New Singapore data protection law places emphasis on businesses to develop compliant policies, says expert

A proposed Personal Data Protection Bill (83-page / 222KB PDF) in Singapore received its first reading in the country's Parliament on Monday.

Data protection law specialist Rosemary Lee of Pinsent Masons MPillay, the Singapore joint law venture partner of Pinsent Masons, the law firm behind Out-Law.com, said that it requires businesses to devise their own practices and policies around data protection that meet the requirements of the new law. This is because the Bill does not explicitly outline what businesses require to do to comply, Lee said.

"With the coming of the proposed law, Singapore data protection compliance will become a concern for organisations collecting and handling large amounts of their customers' personal data," Lee said. "So many companies may need to either build or look at their data protection strategies to ensure compliance with new obligations."

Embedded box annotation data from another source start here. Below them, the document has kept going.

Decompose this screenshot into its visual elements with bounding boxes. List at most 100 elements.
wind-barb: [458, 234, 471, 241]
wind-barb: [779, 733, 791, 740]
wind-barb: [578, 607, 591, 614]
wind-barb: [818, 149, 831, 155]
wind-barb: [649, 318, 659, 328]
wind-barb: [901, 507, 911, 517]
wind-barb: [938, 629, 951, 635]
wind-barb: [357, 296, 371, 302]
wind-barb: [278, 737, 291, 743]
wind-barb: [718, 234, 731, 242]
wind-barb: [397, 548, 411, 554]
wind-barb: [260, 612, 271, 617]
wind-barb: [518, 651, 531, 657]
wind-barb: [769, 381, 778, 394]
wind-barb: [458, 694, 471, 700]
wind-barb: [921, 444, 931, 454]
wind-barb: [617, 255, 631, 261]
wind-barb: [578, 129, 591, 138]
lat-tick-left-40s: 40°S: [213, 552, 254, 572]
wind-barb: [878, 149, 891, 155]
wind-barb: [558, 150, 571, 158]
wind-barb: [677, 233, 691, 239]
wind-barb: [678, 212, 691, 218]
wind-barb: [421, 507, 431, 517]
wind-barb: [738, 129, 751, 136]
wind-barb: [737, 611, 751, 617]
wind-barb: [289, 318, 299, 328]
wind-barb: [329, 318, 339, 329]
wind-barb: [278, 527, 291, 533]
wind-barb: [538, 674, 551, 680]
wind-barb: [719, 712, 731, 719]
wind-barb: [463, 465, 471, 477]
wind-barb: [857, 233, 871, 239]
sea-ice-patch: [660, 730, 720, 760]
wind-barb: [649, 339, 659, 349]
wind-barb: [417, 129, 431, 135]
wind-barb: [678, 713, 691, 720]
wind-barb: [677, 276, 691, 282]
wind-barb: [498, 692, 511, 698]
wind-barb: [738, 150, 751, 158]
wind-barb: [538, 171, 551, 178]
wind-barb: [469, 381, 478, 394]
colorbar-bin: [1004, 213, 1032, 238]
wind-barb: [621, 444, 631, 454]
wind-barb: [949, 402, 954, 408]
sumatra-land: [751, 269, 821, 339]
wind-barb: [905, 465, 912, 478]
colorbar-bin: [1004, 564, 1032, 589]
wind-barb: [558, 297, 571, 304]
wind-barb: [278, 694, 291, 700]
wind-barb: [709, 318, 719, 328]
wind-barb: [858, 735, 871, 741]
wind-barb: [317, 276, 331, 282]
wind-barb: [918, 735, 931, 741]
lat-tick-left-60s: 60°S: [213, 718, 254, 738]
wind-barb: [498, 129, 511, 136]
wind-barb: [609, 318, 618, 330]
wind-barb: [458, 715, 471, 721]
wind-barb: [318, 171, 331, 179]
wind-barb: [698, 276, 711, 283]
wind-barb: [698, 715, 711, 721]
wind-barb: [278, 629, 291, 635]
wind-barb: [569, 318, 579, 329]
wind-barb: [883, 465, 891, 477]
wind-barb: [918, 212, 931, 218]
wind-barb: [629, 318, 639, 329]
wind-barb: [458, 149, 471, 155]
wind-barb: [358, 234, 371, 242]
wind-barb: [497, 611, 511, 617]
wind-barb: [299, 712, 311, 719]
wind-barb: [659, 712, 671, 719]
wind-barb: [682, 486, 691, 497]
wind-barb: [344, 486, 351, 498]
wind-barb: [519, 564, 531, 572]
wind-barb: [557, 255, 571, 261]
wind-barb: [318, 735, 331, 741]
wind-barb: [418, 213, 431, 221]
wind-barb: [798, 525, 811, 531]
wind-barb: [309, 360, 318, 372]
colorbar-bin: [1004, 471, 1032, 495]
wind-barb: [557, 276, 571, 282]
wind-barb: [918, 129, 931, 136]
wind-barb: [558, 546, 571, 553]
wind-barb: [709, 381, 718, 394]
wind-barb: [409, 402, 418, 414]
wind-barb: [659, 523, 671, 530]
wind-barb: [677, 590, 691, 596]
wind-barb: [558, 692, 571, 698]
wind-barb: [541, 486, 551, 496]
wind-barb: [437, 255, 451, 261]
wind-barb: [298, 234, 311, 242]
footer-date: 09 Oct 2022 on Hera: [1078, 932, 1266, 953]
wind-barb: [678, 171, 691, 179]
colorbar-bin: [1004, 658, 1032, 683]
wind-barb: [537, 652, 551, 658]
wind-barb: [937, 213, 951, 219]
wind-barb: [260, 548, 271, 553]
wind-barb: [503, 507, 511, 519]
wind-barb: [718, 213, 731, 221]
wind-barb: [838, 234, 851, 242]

"The Bill is presented as a framework law and does not purport to be prescriptive. Companies are expected to develop and implement the policies and practices that are necessary for compliance and there are no preferred solutions or mechanisms for doing so. In this regard, companies will retain the ability to flexibly apply the law so that compliance with new data protection obligations can be built into their existing business processes," she said.

"Companies increasingly operate on an international basis – both internally within global group structures and externally with their suppliers and customers. In this networked world, cross-border transactions and data flows are inevitable. Singapore's adoption of data protection laws will certainly boost its business reputation," Lee added.

The Personal Data Protection Bill governs the collection, use and disclosure of personal data by organisations. However, activities by government agencies in Singapore are not covered by the Bill.

Under the Bill a new Personal Data Protection Commission would be set up in Singapore. The Commission would be responsible for promoting awareness of data protection in the country, and administering and enforcing the proposed law. The Commission's powers would include being able to fine businesses up to SIN$100,000 for obstructing its performance of duties. Businesses that falsify personal data records, or information regarding the collection, use or disclosure of personal data, face being fined up to SIN$50,000.

The Bill also provides for the establishment of a new 'Do Not Call Register'. Individuals would be able to apply to have their telephone number added to the register in order to opt out of receiving "specified messages" from marketers. Organisations would generally be barred from sending specified messages to individuals listed on the register. Those that fail to comply with the protocol around specified messages face being fined up to SIN$10,000.

Singapore's Ministry of Information, Communications and the Arts had previously launched a consultation on the Personal Data Protection Bill in March.